I apologize for the delay. When I pressed the “send” button yesterday, the ever-vigilant forum-bot kindly informed me that I had sent the maximum number of messages allowed to new users, and that I would have to wait 13 hours before sending my next missive. Oh, well — patience is a virtue to be mastered…

First result: the “chapters” were written with LO 5.0.3.2.
I’m trying to discover the setting to reset footnote number. Perhaps, there was no parameter forcing in this release when you switch from notes at page bottom to at end of document.
There are also “many” formatting “rrors”, the most serious of which is using Default Paragraph Style for real text. This style is the ancestor of all others and everything you set there forces you to override in other styles when that setting conflict with your graphical charter.

EDIT
It was very difficult but I found something. I think a change between 5.0.3.2 and now (7.3.4.2 on my computer) is to be blamed for the difference. From experiment, when you configure your footnotes for “end of document”, numbering is reset to “per document”.
In the underlying XML, if I force the setting for “chapter”, Writer behaves as you were used to. Consequently, code for it is still there. I suppose this parameter forcing was introduced to remove a case of numbering ambiguity for the common case where notes at end have no chapter separator.

Bug report is tdf#150207

The temporary fix for you is not obvious and may be dangerous for your documents. I’ll give a procedure in an answer.

Analysis your “chapters” shows that your formatting is rather “elementary” and can greatly be improved.
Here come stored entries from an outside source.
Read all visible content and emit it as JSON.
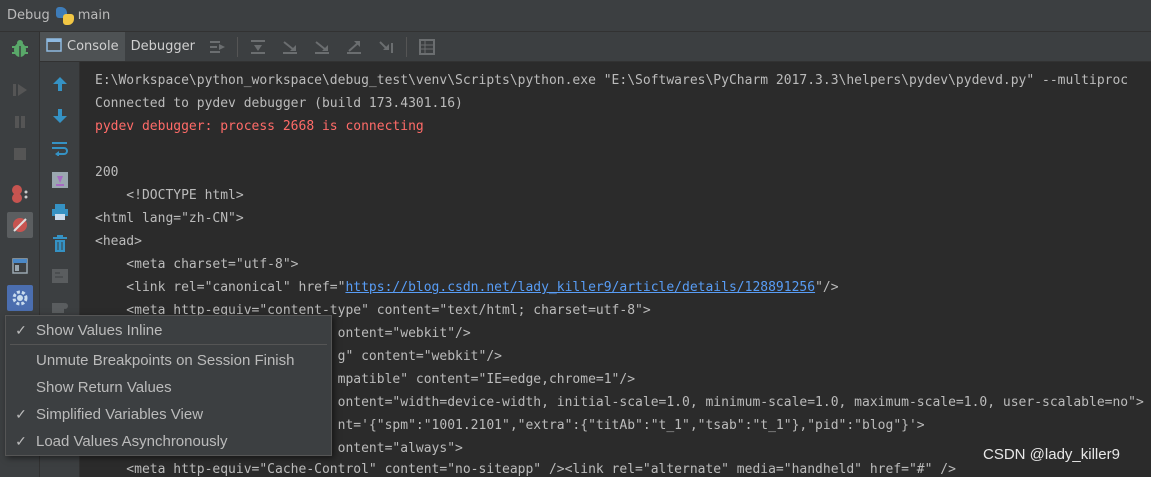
{
  "window": {
    "debug_label": "Debug",
    "config_name": "main"
  },
  "tabs": [
    {
      "label": "Console",
      "active": true
    },
    {
      "label": "Debugger",
      "active": false
    }
  ],
  "console": {
    "lines": [
      {
        "text": "E:\\Workspace\\python_workspace\\debug_test\\venv\\Scripts\\python.exe \"E:\\Softwares\\PyCharm 2017.3.3\\helpers\\pydev\\pydevd.py\" --multiproc",
        "style": "normal"
      },
      {
        "text": "Connected to pydev debugger (build 173.4301.16)",
        "style": "normal"
      },
      {
        "text": "pydev debugger: process 2668 is connecting",
        "style": "error"
      },
      {
        "text": "",
        "style": "normal"
      },
      {
        "text": "200",
        "style": "normal"
      },
      {
        "text": "    <!DOCTYPE html>",
        "style": "normal"
      },
      {
        "text": "<html lang=\"zh-CN\">",
        "style": "normal"
      },
      {
        "text": "<head>",
        "style": "normal"
      },
      {
        "text": "    <meta charset=\"utf-8\">",
        "style": "normal"
      },
      {
        "text": "    <link rel=\"canonical\" href=\"",
        "link": "https://blog.csdn.net/lady_killer9/article/details/128891256",
        "after": "\"/>",
        "style": "normal"
      },
      {
        "text": "    <meta http-equiv=\"content-type\" content=\"text/html; charset=utf-8\">",
        "style": "normal"
      },
      {
        "text": "                               ontent=\"webkit\"/>",
        "style": "normal"
      },
      {
        "text": "                               g\" content=\"webkit\"/>",
        "style": "normal"
      },
      {
        "text": "                               mpatible\" content=\"IE=edge,chrome=1\"/>",
        "style": "normal"
      },
      {
        "text": "                               ontent=\"width=device-width, initial-scale=1.0, minimum-scale=1.0, maximum-scale=1.0, user-scalable=no\">",
        "style": "normal"
      },
      {
        "text": "                               nt='{\"spm\":\"1001.2101\",\"extra\":{\"titAb\":\"t_1\",\"tsab\":\"t_1\"},\"pid\":\"blog\"}'>",
        "style": "normal"
      },
      {
        "text": "                               ontent=\"always\">",
        "style": "normal"
      },
      {
        "text": "    <meta http-equiv=\"Cache-Control\" content=\"no-siteapp\" /><link rel=\"alternate\" media=\"handheld\" href=\"#\" />",
        "style": "normal"
      }
    ]
  },
  "context_menu": {
    "items": [
      {
        "label": "Show Values Inline",
        "checked": true
      },
      {
        "label": "Unmute Breakpoints on Session Finish",
        "checked": false
      },
      {
        "label": "Show Return Values",
        "checked": false
      },
      {
        "label": "Simplified Variables View",
        "checked": true
      },
      {
        "label": "Load Values Asynchronously",
        "checked": true
      }
    ],
    "check_glyph": "✓"
  },
  "watermark": "CSDN @lady_killer9",
  "icons": {
    "titlebar": [
      "python-icon"
    ],
    "toolbar": [
      "show-execution-point-icon",
      "step-over-icon",
      "step-into-icon",
      "step-into-my-code-icon",
      "step-out-icon",
      "run-to-cursor-icon",
      "evaluate-expression-icon"
    ],
    "left": [
      "debug-bug-icon",
      "resume-icon",
      "pause-icon",
      "stop-icon",
      "view-breakpoints-icon",
      "mute-breakpoints-icon",
      "restore-layout-icon",
      "settings-gear-icon"
    ],
    "second": [
      "scroll-up-icon",
      "scroll-down-icon",
      "soft-wrap-icon",
      "scroll-to-end-icon",
      "print-icon",
      "clear-all-icon",
      "console-icon",
      "plugin-icon"
    ]
  },
  "colors": {
    "background": "#2b2b2b",
    "panel": "#3c3f41",
    "text": "#bbbbbb",
    "error": "#ff6b68",
    "link": "#589df6"
  }
}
  • don’t use Default Paragraph Style for your text; Text Body is the standard style for this
  • you never use character styles; instead you apply manual formatting for bold, italics and other variations
  • don’t use empty paragraphs for vertical spacing; instead customise paragraph styles; since you don’t pay special attention to the style of these empty paragraphs, some of them are Heading n and end up in the TOC forcing you to manually edit the TOC to erase spurious entries
  • you number your chapters manually instead of relying on Tools>Chapter Numbering; in case you shuffle your chapters, you’ll have to renumber manually
    If this is motivated by your need for unnumbered chapters, you can always have unnumbered headings by pressing Bksp once at the very beginning of a heading. This removes the number.
  • don’t use manual page breaks for forcing page parity (starting a chapter on a right page); you’ll have to check this manually whenever you edit your book; instead play with page style properties and their automatic sequencing
  • instead of inserting chapter “separator” manually among the end notes (which is not reliable in case of edits and isn’t possible with real endnotes), attach an unnumbered footnote to a chapter heading; the corresponding note will be inserted at the right location and you can style it with any style you like. With fields, you can also echo the chapter heading automatically, so that you don’t need to type it again (and when you modify it, the field updates)
  • you’re not consistent in your end-of-sentence horizontal spacing
    Sometimes you use two spaces after a full stop. This translates to a <text:s/> element in the XML (I don’t know what it does but I’d recommend using a single space and letting Writer do the job; double spaces disturbs its job)

image

Note that for a new document, this is set to Per document, and there’s no way to change it to anything else, because there’s only one element in this list.

The Per document seems to imply exactly what is wanted, but works differently. Possibly needs investigation what changed this; I suspect one of Caolan’s welding commits.